30 second Plant Health Care (PHC:AIM)

• Floated on Aim in 2004

• Market cap of £177.4 million

• Clinched deals with Bayer and Monsanto

• Main technologies include Harp N-Tek and Myconate seed treatment

• First Myconate-based Bayer product expected to be launched by 2010

• Monsanto believes that Harpin products could be available to growers by next year

30 second TyraTech (TYR)

• Created by XL TechGroup in May 2004

• Floated on Aim in June 2007

• Market value of £88.6 million

• Developing a range of pesticides using natural active ingredients

• Has signed deals with Syngenta, Kraft and Arysta LifeScience

• Launched its Crawling Insect Spray and its Sustainable Solutions business last year

Food crisis: potential and pitfalls

Winners

• ‘Natural’ technology companies

• GM producers

• Companies focused on water conservation and/or efficiency, such as Qonnectis

• Chemical fertiliser producers due to higher demand

• Farmers if they earn more money for their efforts

Losers

• Biofuel producers

• Supermarkets if margins are squeezed due to rising food prices

• Consumers absorbing rising food prices

•Chemical fertiliser producers if residue restrictions become tighter

WHO ARE THEY?

Monsanto (MON:NYSE)

• Agricultural company which was first incorporated as a subsidiary of Pharmacia in 2000, and then spun off as a separate company in 2002. Structured into two divisions – seeds and genomics, and agricultural productivity.

• Produces leading seed brands in large-acre crops like corn, cotton and oilseeds (soybeans and canola), as well as small-acre crops such as vegetables.

• Also produces in-the-seed trait technologies for farmers that are aimed at protecting their yield and reducing costs.

•Manufactures herbicides used by farmers, consumers and lawn-and-garden professionals.

Bayer (BAY:DAX)

• The general partnership ‘Friedr. Bayer et comp.’ was founded on 1 August, 1863.

• Bayer is a global enterprise with core competencies in the fields of health care, nutrition and high-tech materials.
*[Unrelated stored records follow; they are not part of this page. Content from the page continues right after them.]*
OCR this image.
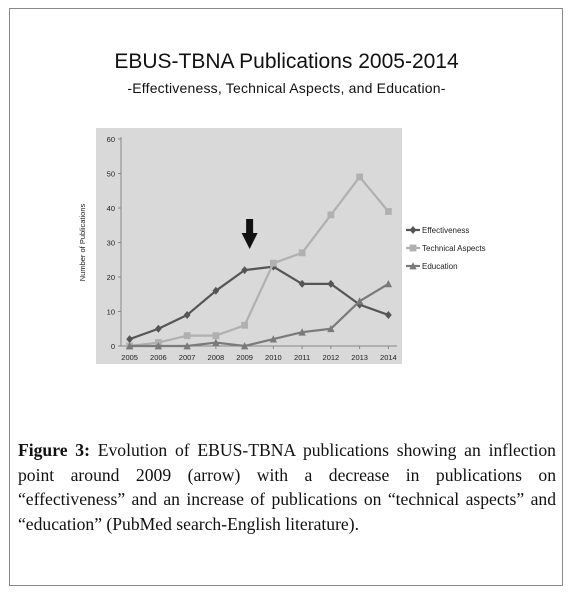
EBUS-TBNA Publications 2005-2014
-Effectiveness, Technical Aspects, and Education-
0
10
20
30
40
50
60
2005 2006 2007 2008 2009 2010 2011 2012 2013 2014
Number of Publications	Effectiveness
Technical Aspects
Education
Figure 3: Evolution of EBUS-TBNA publications showing an inflection point around 2009 (arrow) with a decrease in publications on “effectiveness” and an increase of publications on “technical aspects” and “education” (PubMed search-English literature).
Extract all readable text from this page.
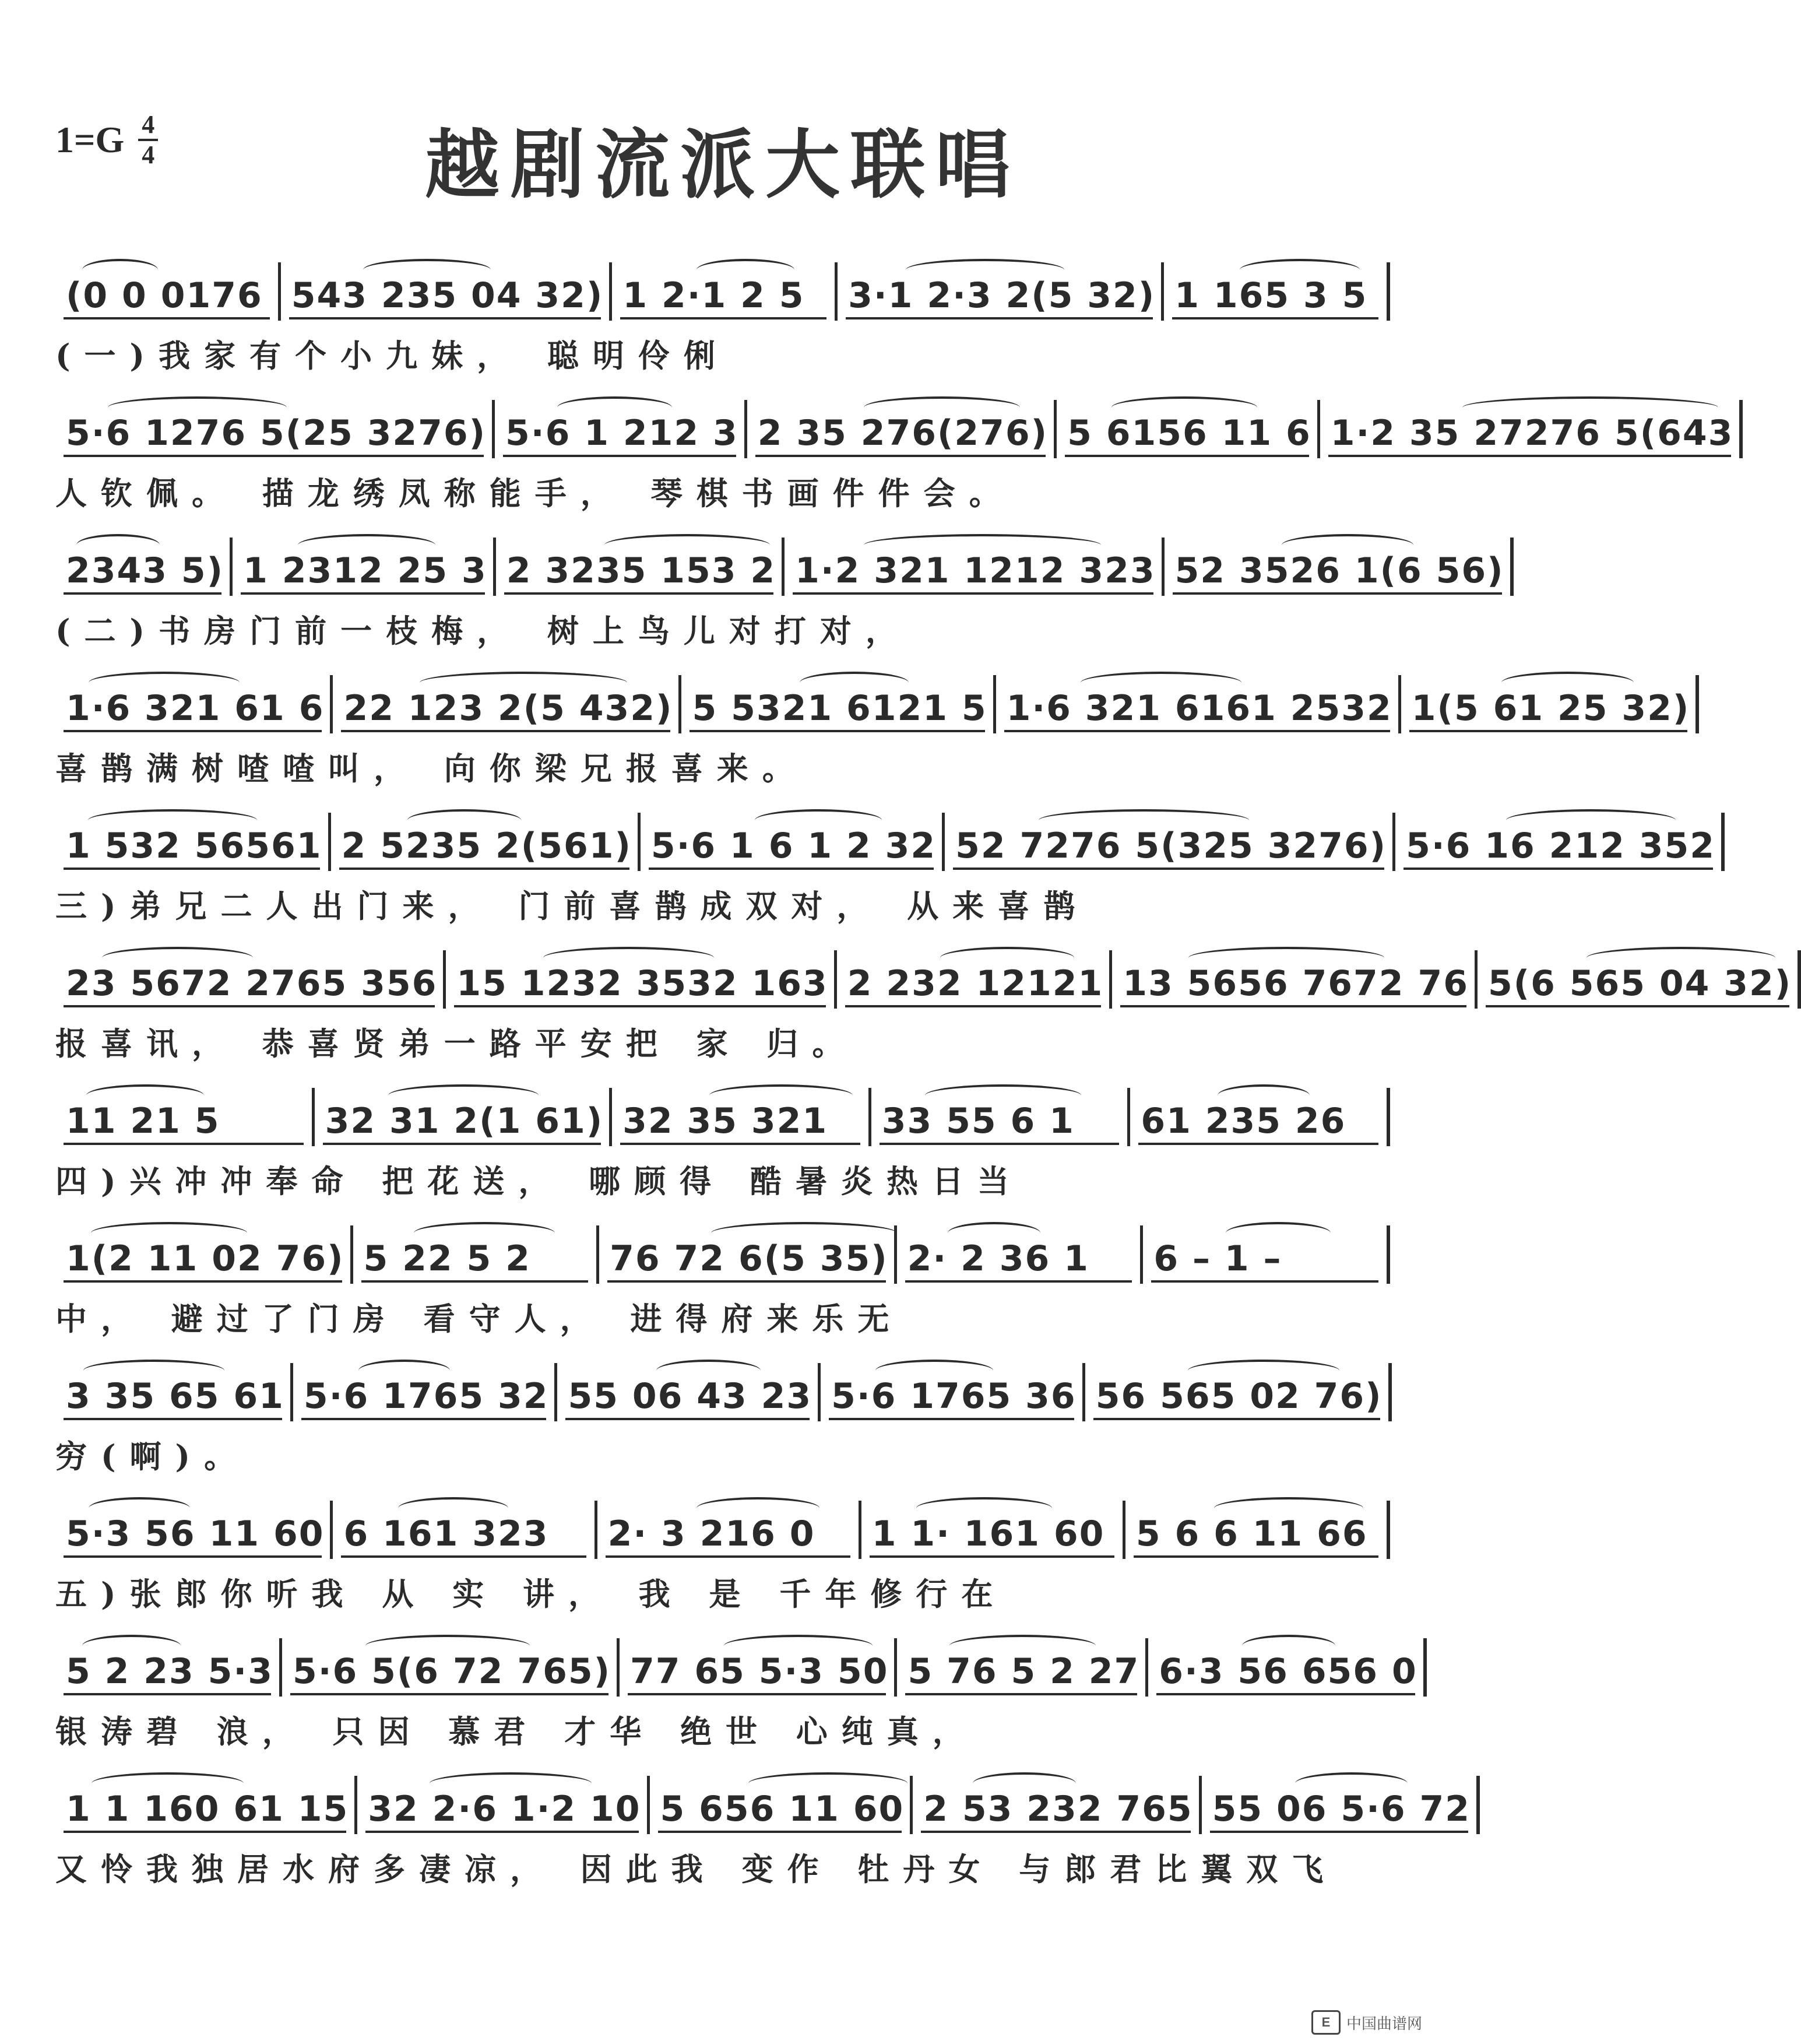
$1=G \frac{4}{4}$	越剧流派大联唱
(0 0 0176 543 235 04 32) 1 2·1 2 5 3·1 2·3 2(5 32) 1 165 3 5
(一)我家有个小九妹， 聪明伶俐
5·6 1276 5(25 3276) 5·6 1 212 3 2 35 276(276) 5 6156 11 6 1·2 35 27276 5(643
人钦佩。 描龙绣凤称能手， 琴棋书画件件会。
2343 5) 1 2312 25 3 2 3235 153 2 1·2 321 1212 323 52 3526 1(6 56)
(二)书房门前一枝梅， 树上鸟儿对打对，
1·6 321 61 6 22 123 2(5 432) 5 5321 6121 5 1·6 321 6161 2532 1(5 61 25 32)
喜鹊满树喳喳叫， 向你梁兄报喜来。
1 532 56561 2 5235 2(561) 5·6 1 6 1 2 32 52 7276 5(325 3276) 5·6 16 212 352
三)弟兄二人出门来， 门前喜鹊成双对， 从来喜鹊
23 5672 2765 356 15 1232 3532 163 2 232 12121 13 5656 7672 76 5(6 565 04 32)
报喜讯， 恭喜贤弟一路平安把 家 归。
11 21 5	32 31 2(1 61) 32 35 321 33 55 6 1 61 235 26
四)兴冲冲奉命 把花送， 哪顾得 酷暑炎热日当
1(2 11 02 76) 5 22 5 2 76 72 6(5 35) 2· 2 36 1 6 – 1 –
中， 避过了门房 看守人， 进得府来乐无
3 35 65 61 5·6 1765 32 55 06 43 23 5·6 1765 36 56 565 02 76)
穷(啊)。
5·3 56 11 60 6 161 323 2· 3 216 0 1 1· 161 60 5 6 6 11 66
五)张郎你听我 从 实 讲， 我 是 千年修行在
5 2 23 5·3 5·6 5(6 72 765) 77 65 5·3 50 5 76 5 2 27 6·3 56 656 0
银涛碧 浪， 只因 慕君 才华 绝世 心纯真，
1 1 160 61 15 32 2·6 1·2 10 5 656 11 60 2 53 232 765 55 06 5·6 72
又怜我独居水府多凄凉， 因此我 变作 牡丹女 与郎君比翼双飞
E	中国曲谱网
• Bayer CropScience focuses on crop protection, non agricultural pest-control (environmental science), seeds and plant biotechnology (bioscience).

• Crop protection activities are focused on four fields: herbicides, insecticides, fungicides and seed treatment.

• Environmental science offers solutions to control pests.

• Bioscience uses plant biotechnology and modern plant breeding

techniques to improve the quality of crops and vegetables.

Syngenta (SYNN:Zurich)

• Created in 2000 but stems from an industrial tradition going back almost 250 years

• Headquartered in Basel, Switzerland.

• Provides two main types of products: seeds and crop protection.

• Listed on Swiss Stock Exchange (SYNN) and New York Stock Exchange (SYT).

• Ranks third in the high-value commercial seeds market.

• Employs over 21,000 people in more than 90 countries.